It has been two weeks since I graduated school. A big part of my life has ended and along with that comes the end of a routine that I had down to a science. This is also the end of my peer feedback loop from classes because my classes were online. While I don't regret taking online classes (it allowed me to maintain a full-time job for much of my academic career) I do regret not trying harder to supplement what I was missing from going onto a physical campus. Here is what the situation looks like:
For much of the time, I am locked up in my room and feel that I have nowhere to go. I spend much of my time in isolation or with my significant other (she is really supportive of me, my dreams, and what I do). Outside of that, I am exposed to a lot of negative attitudes, pessimism, and defeatist perspectives. I'm struggling to find work that doesn't require bachelors (which I have) plus 2 to 5 years of film work in a production studio, this makes it difficult for me to feel motivated to create more films for myself. I've been sleeping in more lately, though I have started getting up at 7 am instead of 9 am. Much of my isolated day is spent creating busy work and passively consuming media either on YouTube, Twitter, Instagram, or Facebook. The list goes on to include sitting with bad posture and choosing to forgo meals for work, but these are the biggest bad habits I want to break out of.
On the upside, I have been volunteering my time and filmmaking skills at city hall but that isn't good enough for me. I need to make some real significant changes to my lifestyle. I need to start being deliberate in my actions, start utilizing my time more wisely, break bad habits, go out there, meet people, and really chase my dreams 100% head on. It's a hard and scary thing to do because I feel quite alone in this and I sort of am but only because I am choosing to be.
Choosing to be alone actually gives me some hope and faith in what I am trying to accomplish here. If I am choosing to try to do everything on my own and get bogged down by all these large tasks, emotions, and be distracted I can choose to do and be the opposite. I can choose to get out of the house more.
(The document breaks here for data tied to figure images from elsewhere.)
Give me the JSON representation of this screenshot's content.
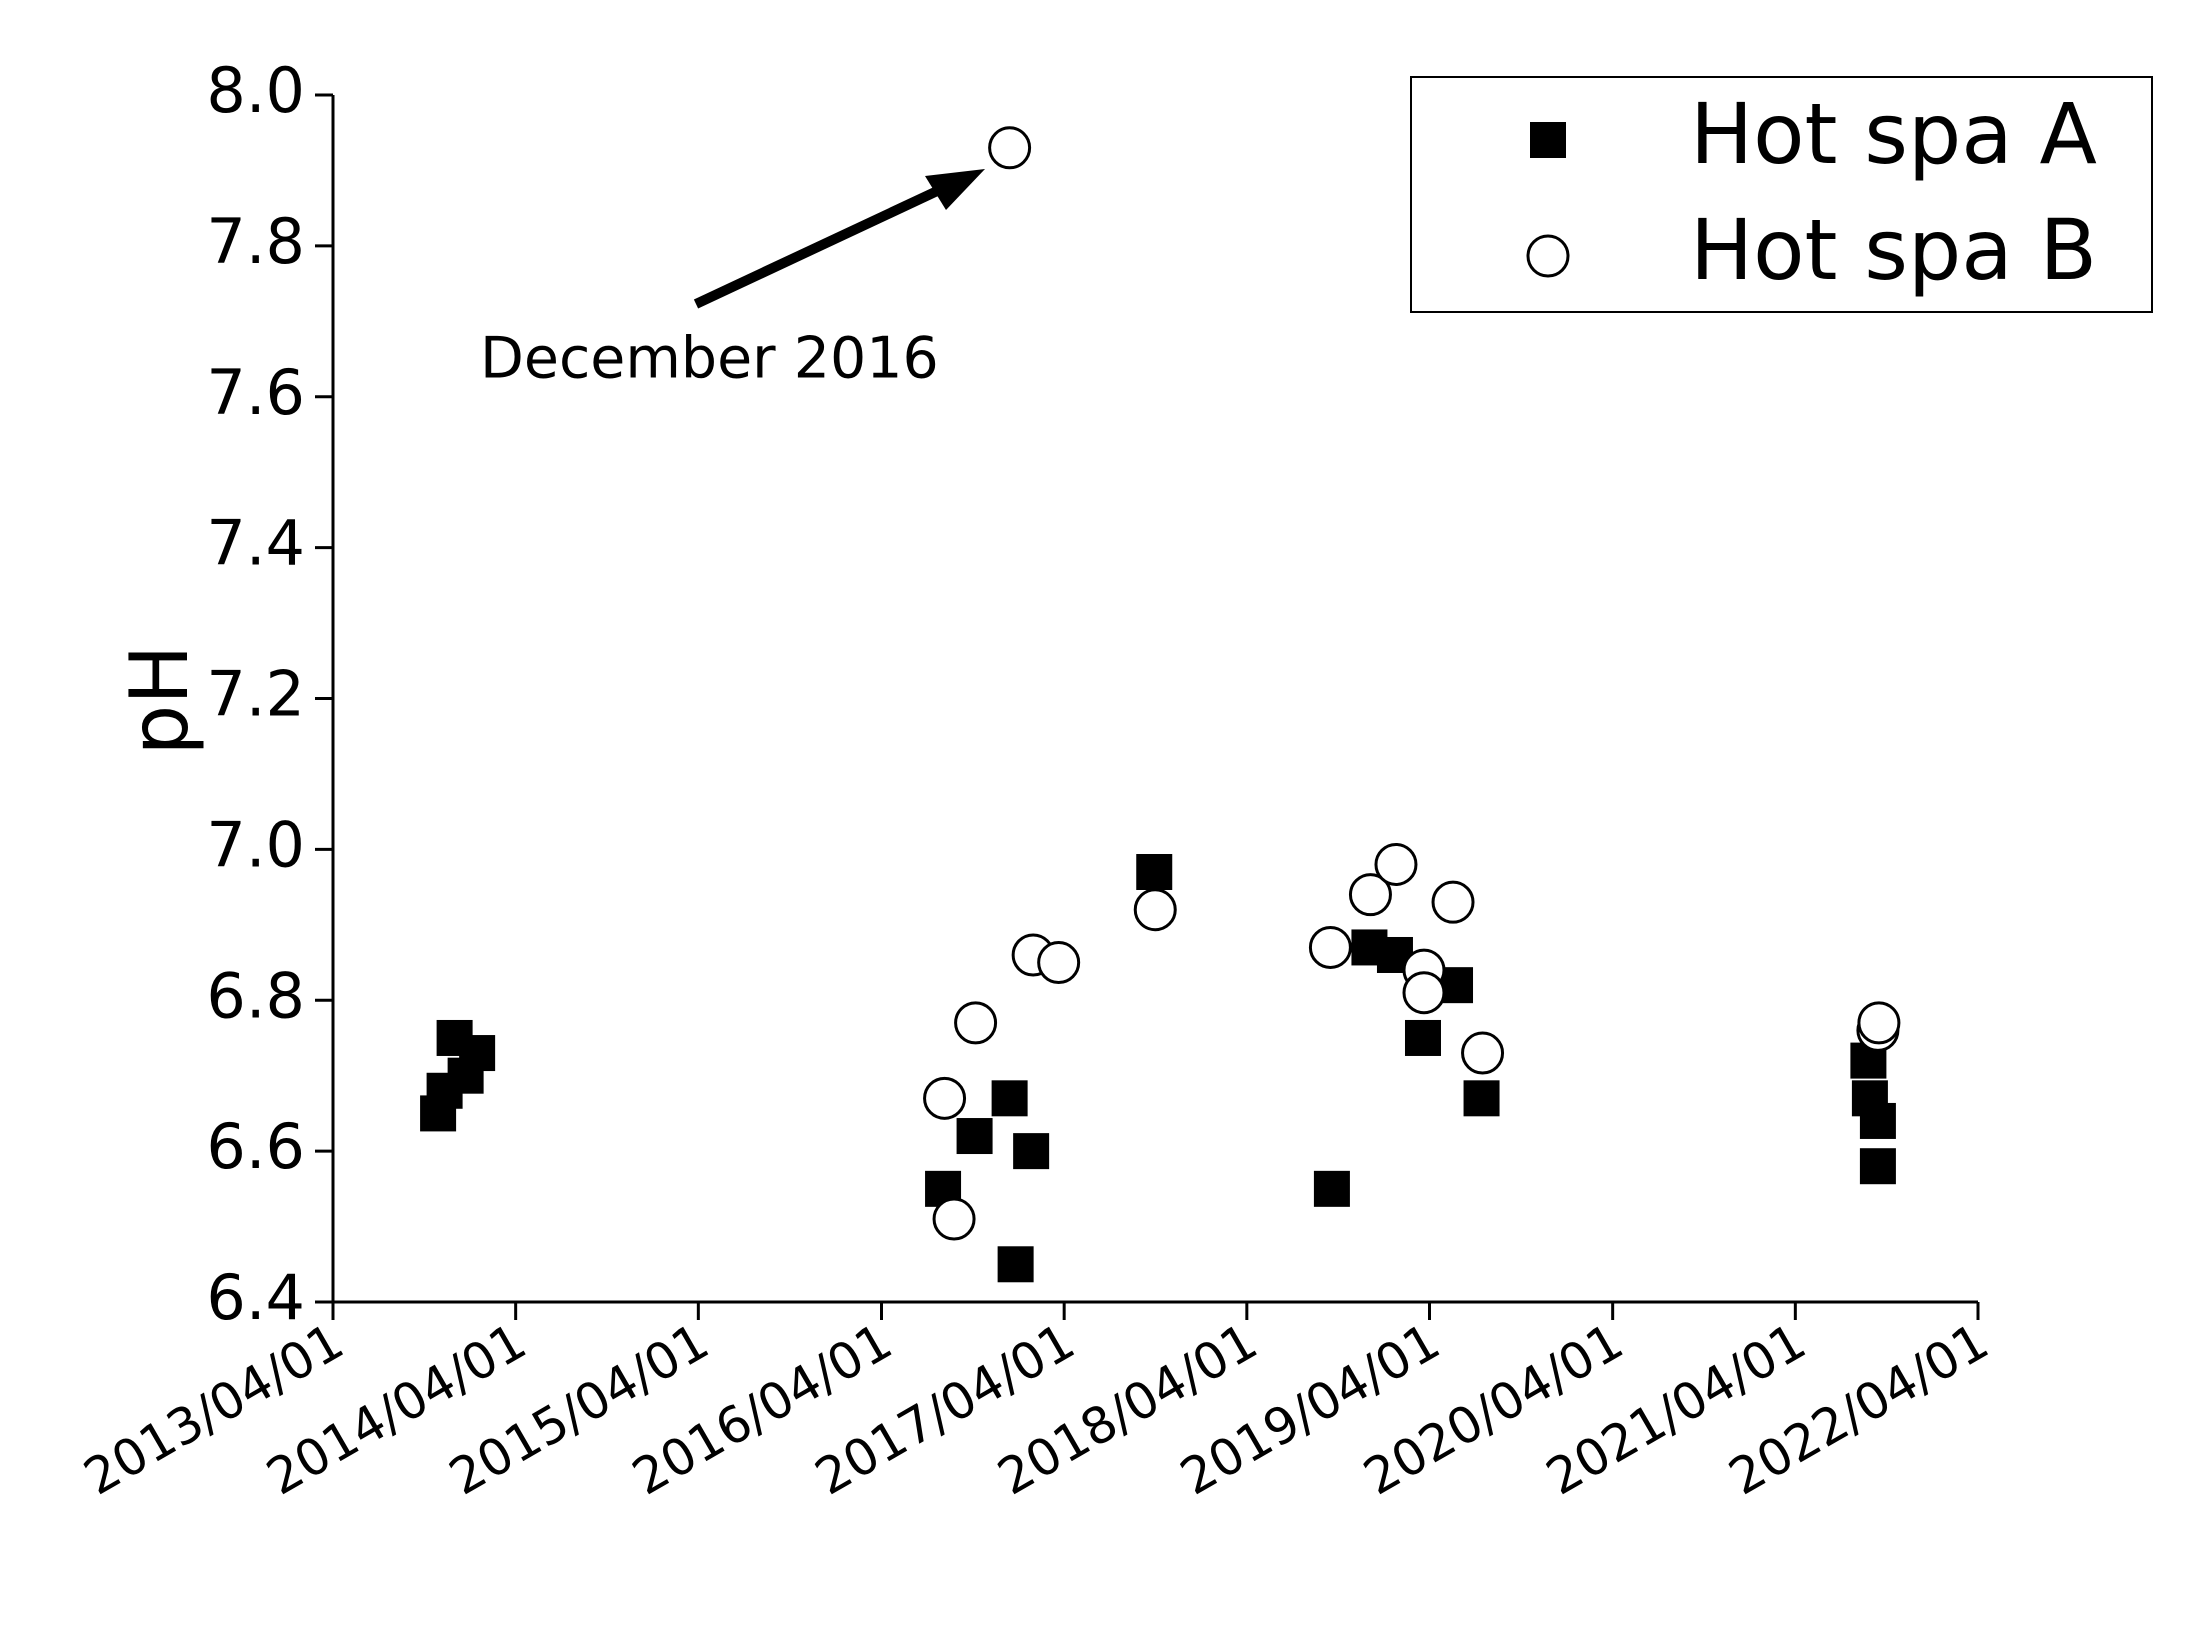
{
  "chart_data": {
    "type": "scatter",
    "y_label": "pH",
    "annotation": "December 2016",
    "xlim": [
      "2013/04/01",
      "2022/04/01"
    ],
    "xticks": [
      "2013/04/01",
      "2014/04/01",
      "2015/04/01",
      "2016/04/01",
      "2017/04/01",
      "2018/04/01",
      "2019/04/01",
      "2020/04/01",
      "2021/04/01",
      "2022/04/01"
    ],
    "ylim": [
      6.4,
      8.0
    ],
    "yticks": [
      {
        "value": 6.4,
        "label": "6.4"
      },
      {
        "value": 6.6,
        "label": "6.6"
      },
      {
        "value": 6.8,
        "label": "6.8"
      },
      {
        "value": 7.0,
        "label": "7.0"
      },
      {
        "value": 7.2,
        "label": "7.2"
      },
      {
        "value": 7.4,
        "label": "7.4"
      },
      {
        "value": 7.6,
        "label": "7.6"
      },
      {
        "value": 7.8,
        "label": "7.8"
      },
      {
        "value": 8.0,
        "label": "8.0"
      }
    ],
    "legend": "top-right",
    "series": [
      {
        "name": "Hot spa A",
        "color": "#000000",
        "marker": "square",
        "x": [
          "2013/10/28",
          "2013/11/10",
          "2013/11/30",
          "2013/12/22",
          "2014/01/14",
          "2016/08/02",
          "2016/10/04",
          "2016/12/13",
          "2016/12/25",
          "2017/01/25",
          "2017/09/28",
          "2018/09/18",
          "2018/12/02",
          "2019/01/22",
          "2019/03/19",
          "2019/05/22",
          "2019/07/14",
          "2021/08/25",
          "2021/08/28",
          "2021/09/13",
          "2021/09/13"
        ],
        "values": [
          6.65,
          6.68,
          6.75,
          6.7,
          6.73,
          6.55,
          6.62,
          6.67,
          6.45,
          6.6,
          6.97,
          6.55,
          6.87,
          6.86,
          6.75,
          6.82,
          6.67,
          6.72,
          6.67,
          6.64,
          6.58
        ]
      },
      {
        "name": "Hot spa B",
        "color": "#ffffff",
        "marker": "circle",
        "x": [
          "2016/08/05",
          "2016/08/24",
          "2016/10/06",
          "2016/12/13",
          "2017/01/29",
          "2017/03/21",
          "2017/09/30",
          "2018/09/15",
          "2018/12/04",
          "2019/01/24",
          "2019/03/21",
          "2019/03/21",
          "2019/05/18",
          "2019/07/16",
          "2021/09/13",
          "2021/09/15"
        ],
        "values": [
          6.67,
          6.51,
          6.77,
          7.93,
          6.86,
          6.85,
          6.92,
          6.87,
          6.94,
          6.98,
          6.84,
          6.81,
          6.93,
          6.73,
          6.76,
          6.77
        ]
      }
    ]
  }
}
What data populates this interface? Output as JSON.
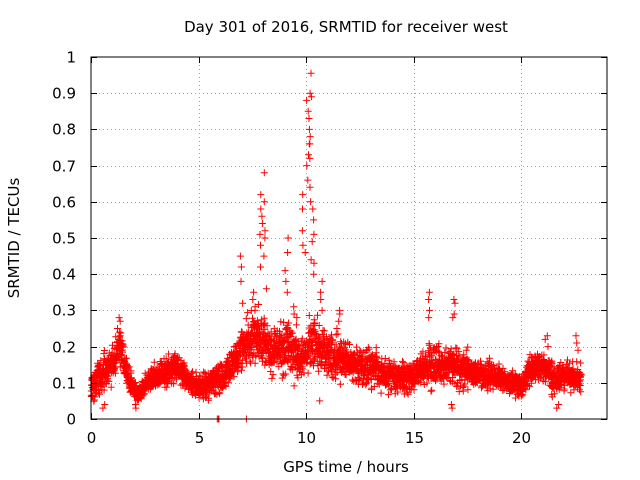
{
  "chart_data": {
    "type": "scatter",
    "title": "Day 301 of 2016, SRMTID for receiver west",
    "xlabel": "GPS time / hours",
    "ylabel": "SRMTID / TECUs",
    "xlim": [
      0,
      24
    ],
    "ylim": [
      0,
      1
    ],
    "xticks": [
      0,
      5,
      10,
      15,
      20
    ],
    "yticks": [
      0,
      0.1,
      0.2,
      0.3,
      0.4,
      0.5,
      0.6,
      0.7,
      0.8,
      0.9,
      1
    ],
    "grid": true,
    "marker": "+",
    "marker_color": "#ff0000",
    "series": [
      {
        "name": "SRMTID",
        "data_extent_hours": [
          0,
          22.8
        ],
        "profile": [
          [
            0.0,
            0.1,
            0.04
          ],
          [
            0.5,
            0.12,
            0.05
          ],
          [
            1.0,
            0.16,
            0.05
          ],
          [
            1.4,
            0.2,
            0.05
          ],
          [
            1.8,
            0.1,
            0.03
          ],
          [
            2.2,
            0.07,
            0.02
          ],
          [
            2.8,
            0.11,
            0.03
          ],
          [
            3.5,
            0.13,
            0.04
          ],
          [
            4.0,
            0.15,
            0.04
          ],
          [
            4.6,
            0.1,
            0.03
          ],
          [
            5.2,
            0.09,
            0.03
          ],
          [
            5.8,
            0.11,
            0.04
          ],
          [
            6.5,
            0.14,
            0.05
          ],
          [
            7.2,
            0.21,
            0.06
          ],
          [
            7.8,
            0.24,
            0.07
          ],
          [
            8.5,
            0.19,
            0.06
          ],
          [
            9.2,
            0.2,
            0.07
          ],
          [
            9.8,
            0.16,
            0.05
          ],
          [
            10.3,
            0.21,
            0.07
          ],
          [
            11.0,
            0.18,
            0.06
          ],
          [
            12.0,
            0.15,
            0.05
          ],
          [
            13.0,
            0.14,
            0.05
          ],
          [
            14.0,
            0.12,
            0.04
          ],
          [
            15.0,
            0.12,
            0.04
          ],
          [
            15.8,
            0.15,
            0.05
          ],
          [
            16.5,
            0.14,
            0.05
          ],
          [
            17.0,
            0.14,
            0.05
          ],
          [
            17.8,
            0.13,
            0.04
          ],
          [
            18.5,
            0.12,
            0.04
          ],
          [
            19.5,
            0.1,
            0.03
          ],
          [
            20.0,
            0.09,
            0.03
          ],
          [
            20.5,
            0.14,
            0.04
          ],
          [
            21.0,
            0.15,
            0.04
          ],
          [
            21.5,
            0.11,
            0.04
          ],
          [
            22.0,
            0.12,
            0.04
          ],
          [
            22.8,
            0.11,
            0.04
          ]
        ],
        "points_per_hour": 150,
        "spikes": [
          {
            "x": 1.3,
            "values": [
              0.27,
              0.25,
              0.23,
              0.28,
              0.24
            ]
          },
          {
            "x": 7.0,
            "values": [
              0.45,
              0.42,
              0.38,
              0.32
            ]
          },
          {
            "x": 7.6,
            "values": [
              0.35,
              0.33,
              0.3,
              0.31
            ]
          },
          {
            "x": 7.9,
            "values": [
              0.62,
              0.58,
              0.56,
              0.54,
              0.51,
              0.48,
              0.42
            ]
          },
          {
            "x": 8.1,
            "values": [
              0.68,
              0.6,
              0.52,
              0.5,
              0.45,
              0.36
            ]
          },
          {
            "x": 9.1,
            "values": [
              0.5,
              0.46,
              0.41,
              0.38,
              0.35
            ]
          },
          {
            "x": 9.5,
            "values": [
              0.31,
              0.28,
              0.26,
              0.29
            ]
          },
          {
            "x": 9.9,
            "values": [
              0.62,
              0.58,
              0.52,
              0.48,
              0.46
            ]
          },
          {
            "x": 10.1,
            "values": [
              0.88,
              0.85,
              0.8,
              0.76,
              0.73,
              0.7,
              0.66
            ]
          },
          {
            "x": 10.2,
            "values": [
              0.955,
              0.9,
              0.89,
              0.83,
              0.78,
              0.76,
              0.72,
              0.64,
              0.6
            ]
          },
          {
            "x": 10.3,
            "values": [
              0.58,
              0.55,
              0.51,
              0.49,
              0.44,
              0.43,
              0.4
            ]
          },
          {
            "x": 10.7,
            "values": [
              0.38,
              0.35,
              0.33,
              0.3
            ]
          },
          {
            "x": 11.5,
            "values": [
              0.29,
              0.27,
              0.25,
              0.3
            ]
          },
          {
            "x": 15.7,
            "values": [
              0.35,
              0.33,
              0.3,
              0.28
            ]
          },
          {
            "x": 16.9,
            "values": [
              0.33,
              0.32,
              0.29,
              0.28
            ]
          },
          {
            "x": 21.2,
            "values": [
              0.23,
              0.22,
              0.2
            ]
          },
          {
            "x": 22.6,
            "values": [
              0.23,
              0.21,
              0.19
            ]
          }
        ],
        "lows": [
          {
            "x": 5.9,
            "values": [
              0.0,
              0.0,
              0.0
            ]
          },
          {
            "x": 7.2,
            "values": [
              0.0
            ]
          },
          {
            "x": 0.6,
            "values": [
              0.03,
              0.04
            ]
          },
          {
            "x": 2.1,
            "values": [
              0.03,
              0.04
            ]
          },
          {
            "x": 10.6,
            "values": [
              0.05
            ]
          },
          {
            "x": 16.8,
            "values": [
              0.03,
              0.04
            ]
          },
          {
            "x": 21.7,
            "values": [
              0.03,
              0.04
            ]
          }
        ]
      }
    ]
  }
}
I can choose to create and share more content. I can choose to meet more creatives, artists, writers, and more. But the first step is a change in myself and my lifestyle.
Over the next few days, I will be documenting what habits I am breaking, what habits I am learning, the routines I am crafting, my research findings, what my findings are from this experiment, so on and so forth. Part of this is so I can hold myself more accountable for my actions. Another reason for this is that I know, logically, I cannot be the only person who has ever attended any sort of online school and not come out feeling this way. Maybe you feel this way too or maybe you are interested in self-help. Maybe you are just in this for a good read. No matter why you are here, I welcome you and thank you for joining me on this journey.